Pros
Many people are willing to do their best and accommodating. It is a beauty to see everyone marches in unison once the company-wide initiative and expectations are clearly communicated. PayPal encourages entrepreneurial culture, provides executive sponsorship for worthwhile ideas/prototypes, tries to attract technologists and attempts to compensate well. Executives express their appreciations to little guys in various ways including company wide meetings and corporate communications. There are SPOT awards to individuals and sometimes teams for going beyond their call of duty. PayPal celebrates a lot at both company and individual team levels. PayPal encourages employees to have a work-life balance and provides tools and resources.

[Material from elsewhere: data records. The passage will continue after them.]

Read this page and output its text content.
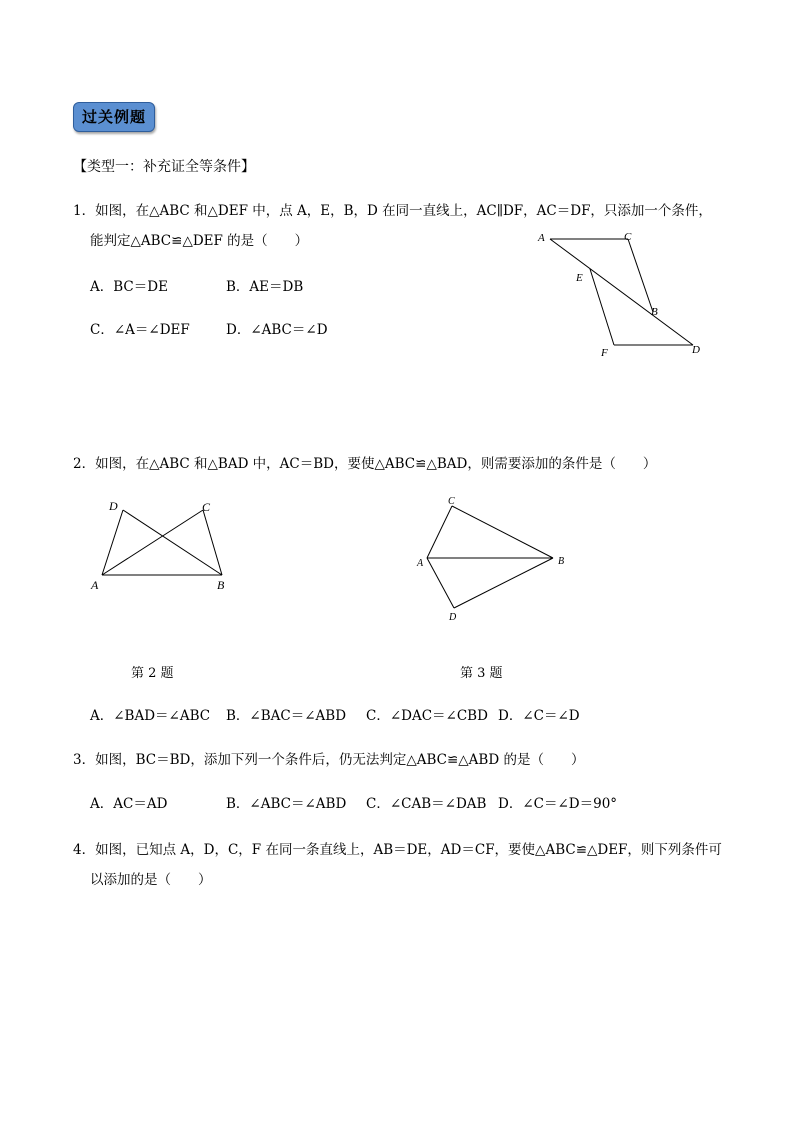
过关例题
【类型一：补充证全等条件】
1．如图，在△ABC 和△DEF 中，点 A，E，B，D 在同一直线上，AC∥DF，AC＝DF，只添加一个条件，
能判定△ABC≌△DEF 的是（　　）
A．BC＝DE	B．AE＝DB
C．∠A＝∠DEF	D．∠ABC＝∠D
A	C
E
B
F	D
2．如图，在△ABC 和△BAD 中，AC＝BD，要使△ABC≌△BAD，则需要添加的条件是（　　）
D	C
A	B
C
A	B
D
第 2 题	第 3 题
A．∠BAD＝∠ABC B．∠BAC＝∠ABD C．∠DAC＝∠CBD D．∠C＝∠D
3．如图，BC＝BD，添加下列一个条件后，仍无法判定△ABC≌△ABD 的是（　　）
A．AC＝AD	B．∠ABC＝∠ABD C．∠CAB＝∠DAB D．∠C＝∠D＝90°
4．如图，已知点 A，D，C，F 在同一条直线上，AB＝DE，AD＝CF，要使△ABC≌△DEF，则下列条件可
以添加的是（　　）
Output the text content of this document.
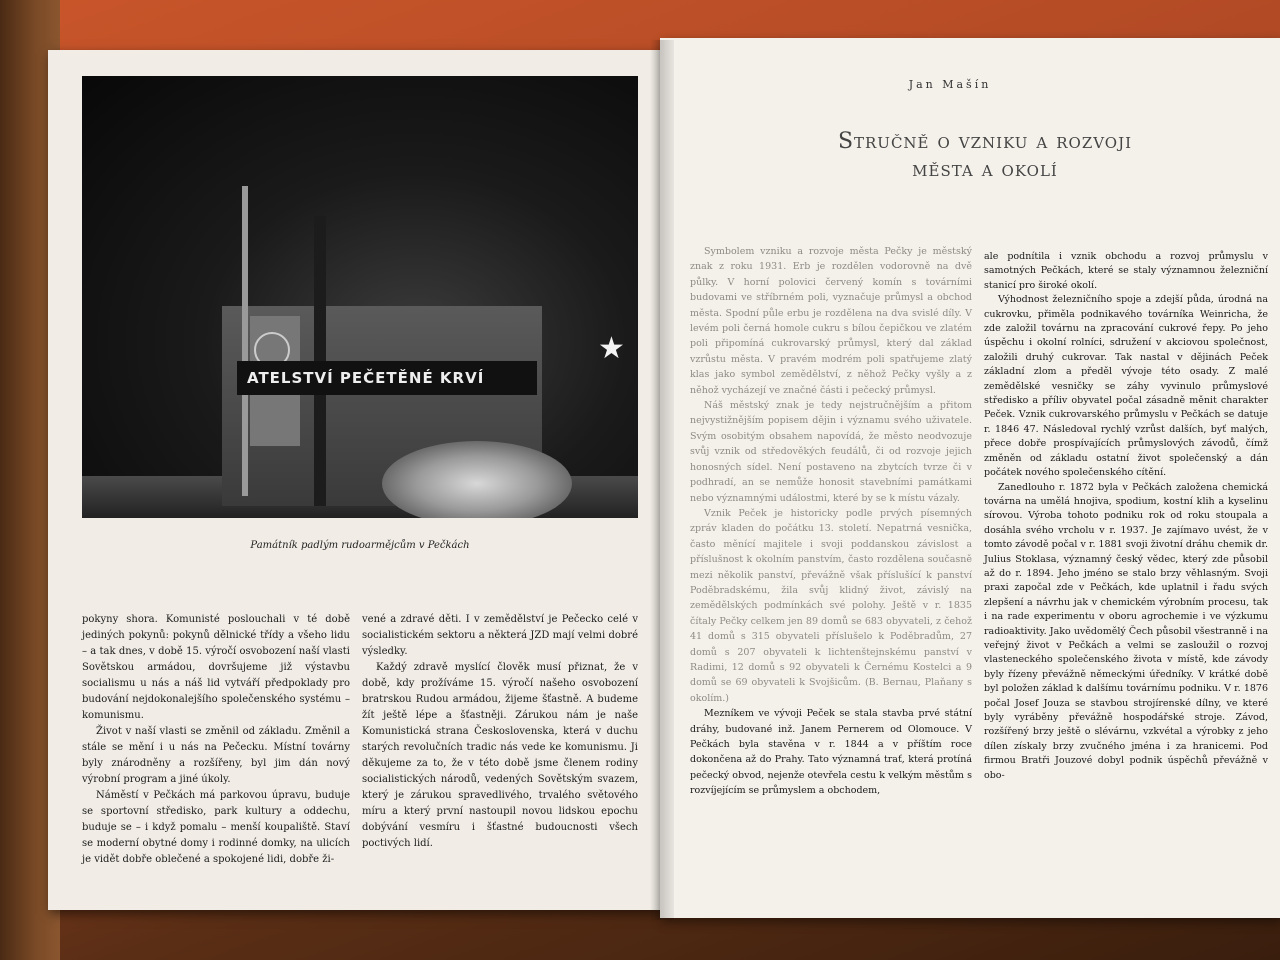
ATELSTVÍ PEČETĚNÉ KRVÍ
★
Památník padlým rudoarmějcům v Pečkách

pokyny shora. Komunisté poslouchali v té době jediných pokynů: pokynů dělnické třídy a všeho lidu – a tak dnes, v době 15. výročí osvobození naší vlasti Sovětskou armádou, dovršujeme již výstavbu socialismu u nás a náš lid vytváří předpoklady pro budování nejdokonalejšího společenského systému – komunismu.

Život v naší vlasti se změnil od základu. Změnil a stále se mění i u nás na Pečecku. Místní továrny byly znárodněny a rozšířeny, byl jim dán nový výrobní program a jiné úkoly.

Náměstí v Pečkách má parkovou úpravu, buduje se sportovní středisko, park kultury a oddechu, buduje se – i když pomalu – menší koupaliště. Staví se moderní obytné domy i rodinné domky, na ulicích je vidět dobře oblečené a spokojené lidi, dobře ži-

vené a zdravé děti. I v zemědělství je Pečecko celé v socialistickém sektoru a některá JZD mají velmi dobré výsledky.

Každý zdravě myslící člověk musí přiznat, že v době, kdy prožíváme 15. výročí našeho osvobození bratrskou Rudou armádou, žijeme šťastně. A budeme žít ještě lépe a šťastněji. Zárukou nám je naše Komunistická strana Československa, která v duchu starých revolučních tradic nás vede ke komunismu. Ji děkujeme za to, že v této době jsme členem rodiny socialistických národů, vedených Sovětským svazem, který je zárukou spravedlivého, trvalého světového míru a který první nastoupil novou lidskou epochu dobývání vesmíru i šťastné budoucnosti všech poctivých lidí.

Jan Mašín
Stručně o vzniku a rozvoji
města a okolí

Symbolem vzniku a rozvoje města Pečky je městský znak z roku 1931. Erb je rozdělen vodorovně na dvě půlky. V horní polovici červený komín s továrními budovami ve stříbrném poli, vyznačuje průmysl a obchod města. Spodní půle erbu je rozdělena na dva svislé díly. V levém poli černá homole cukru s bílou čepičkou ve zlatém poli připomíná cukrovarský průmysl, který dal základ vzrůstu města. V pravém modrém poli spatřujeme zlatý klas jako symbol zemědělství, z něhož Pečky vyšly a z něhož vycházejí ve značné části i pečecký průmysl.

Náš městský znak je tedy nejstručnějším a přitom nejvystižnějším popisem dějin i významu svého uživatele. Svým osobitým obsahem napovídá, že město neodvozuje svůj vznik od středověkých feudálů, či od rozvoje jejich honosných sídel. Není postaveno na zbytcích tvrze či v podhradí, an se nemůže honosit stavebními památkami nebo významnými událostmi, které by se k místu vázaly.

Vznik Peček je historicky podle prvých písemných zpráv kladen do počátku 13. století. Nepatrná vesnička, často měnící majitele i svoji poddanskou závislost a příslušnost k okolním panstvím, často rozdělena současně mezi několik panství, převážně však příslušící k panství Poděbradskému, žila svůj klidný život, závislý na zemědělských podmínkách své polohy. Ještě v r. 1835 čítaly Pečky celkem jen 89 domů se 683 obyvateli, z čehož 41 domů s 315 obyvateli příslušelo k Poděbradům, 27 domů s 207 obyvateli k lichtenštejnskému panství v Radimi, 12 domů s 92 obyvateli k Černému Kostelci a 9 domů se 69 obyvateli k Svojšicům. (B. Bernau, Plaňany s okolím.)

Mezníkem ve vývoji Peček se stala stavba prvé státní dráhy, budované inž. Janem Pernerem od Olomouce. V Pečkách byla stavěna v r. 1844 a v příštím roce dokončena až do Prahy. Tato významná trať, která protíná pečecký obvod, nejenže otevřela cestu k velkým městům s rozvíjejícím se průmyslem a obchodem,

ale podnítila i vznik obchodu a rozvoj průmyslu v samotných Pečkách, které se staly významnou železniční stanicí pro široké okolí.

Výhodnost železničního spoje a zdejší půda, úrodná na cukrovku, přiměla podnikavého továrníka Weinricha, že zde založil továrnu na zpracování cukrové řepy. Po jeho úspěchu i okolní rolníci, sdružení v akciovou společnost, založili druhý cukrovar. Tak nastal v dějinách Peček základní zlom a předěl vývoje této osady. Z malé zemědělské vesničky se záhy vyvinulo průmyslové středisko a příliv obyvatel počal zásadně měnit charakter Peček. Vznik cukrovarského průmyslu v Pečkách se datuje r. 1846 47. Následoval rychlý vzrůst dalších, byť malých, přece dobře prospívajících průmyslových závodů, čímž změněn od základu ostatní život společenský a dán počátek nového společenského cítění.

Zanedlouho r. 1872 byla v Pečkách založena chemická továrna na umělá hnojiva, spodium, kostní klih a kyselinu sírovou. Výroba tohoto podniku rok od roku stoupala a dosáhla svého vrcholu v r. 1937. Je zajímavo uvést, že v tomto závodě počal v r. 1881 svoji životní dráhu chemik dr. Julius Stoklasa, významný český vědec, který zde působil až do r. 1894. Jeho jméno se stalo brzy věhlasným. Svoji praxi započal zde v Pečkách, kde uplatnil i řadu svých zlepšení a návrhu jak v chemickém výrobním procesu, tak i na rade experimentu v oboru agrochemie i ve výzkumu radioaktivity. Jako uvědomělý Čech působil všestranně i na veřejný život v Pečkách a velmi se zasloužil o rozvoj vlasteneckého společenského života v místě, kde závody byly řízeny převážně německými úředníky. V krátké době byl položen základ k dalšímu továrnímu podniku. V r. 1876 počal Josef Jouza se stavbou strojírenské dílny, ve které byly vyráběny převážně hospodářské stroje. Závod, rozšířený brzy ještě o slévárnu, vzkvétal a výrobky z jeho dílen získaly brzy zvučného jména i za hranicemi. Pod firmou Bratři Jouzové dobyl podnik úspěchů převážně v obo-
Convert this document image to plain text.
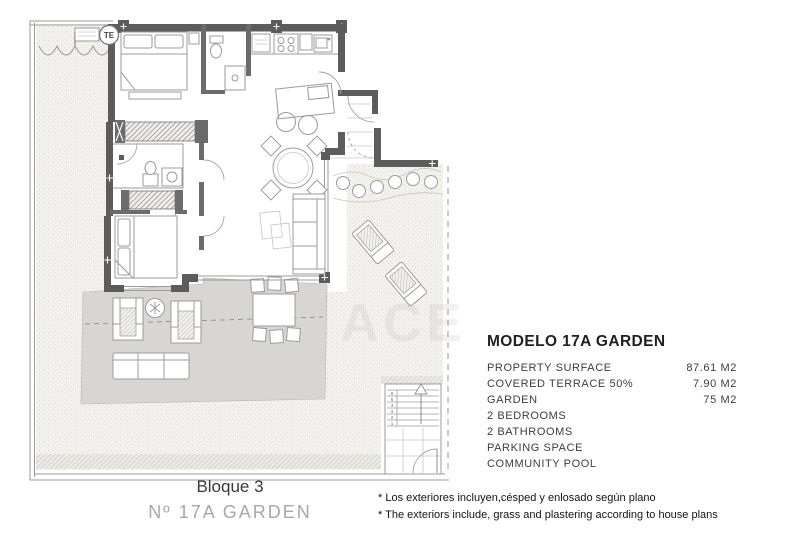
TE
6
5
4
3
2
1
ACE	MODELO 17A GARDEN
PROPERTY SURFACE	87.61 M2
COVERED TERRACE 50%	7.90 M2
GARDEN	75 M2
2 BEDROOMS
2 BATHROOMS
PARKING SPACE
COMMUNITY POOL
Bloque 3
Nº 17A GARDEN
* Los exteriores incluyen,césped y enlosado según plano
* The exteriors include, grass and plastering according to house plans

Some people make work place fun by hosting social events both alcoholic and non-alcoholic. There are communities withing PayPal with many helping hands.
Cons
Too much lip service and too few quality managers. Too many architects, directors and VPs. Many projects get started but do not really come to fruition or even road tested. Process heavy and agile practices/expectations misunderstood at many levels. Many leaders do not necessarily understand domains that they own beside how they can take advantage of it to move up/out to the next level. Some key leaders think that PayPal is quite bloated. Even then, whatever the work force that was trimmed in 2012 for PayPal to be lean and fast, the growth in Bangalore and Chennai seems to replace far beyond those numbers. Nepotism and selected consuls seem to exist. Some leaders force fit key roles with people from their previous companies regardless of qualifications. Some San Jose teams seem to be constantly catching up due to difficulties in getting requisitions approved while Bangalore and Chennai seem have problem filling up their requisitions, which no one really questions. Most San Jose folks treat the work-life balance as academics.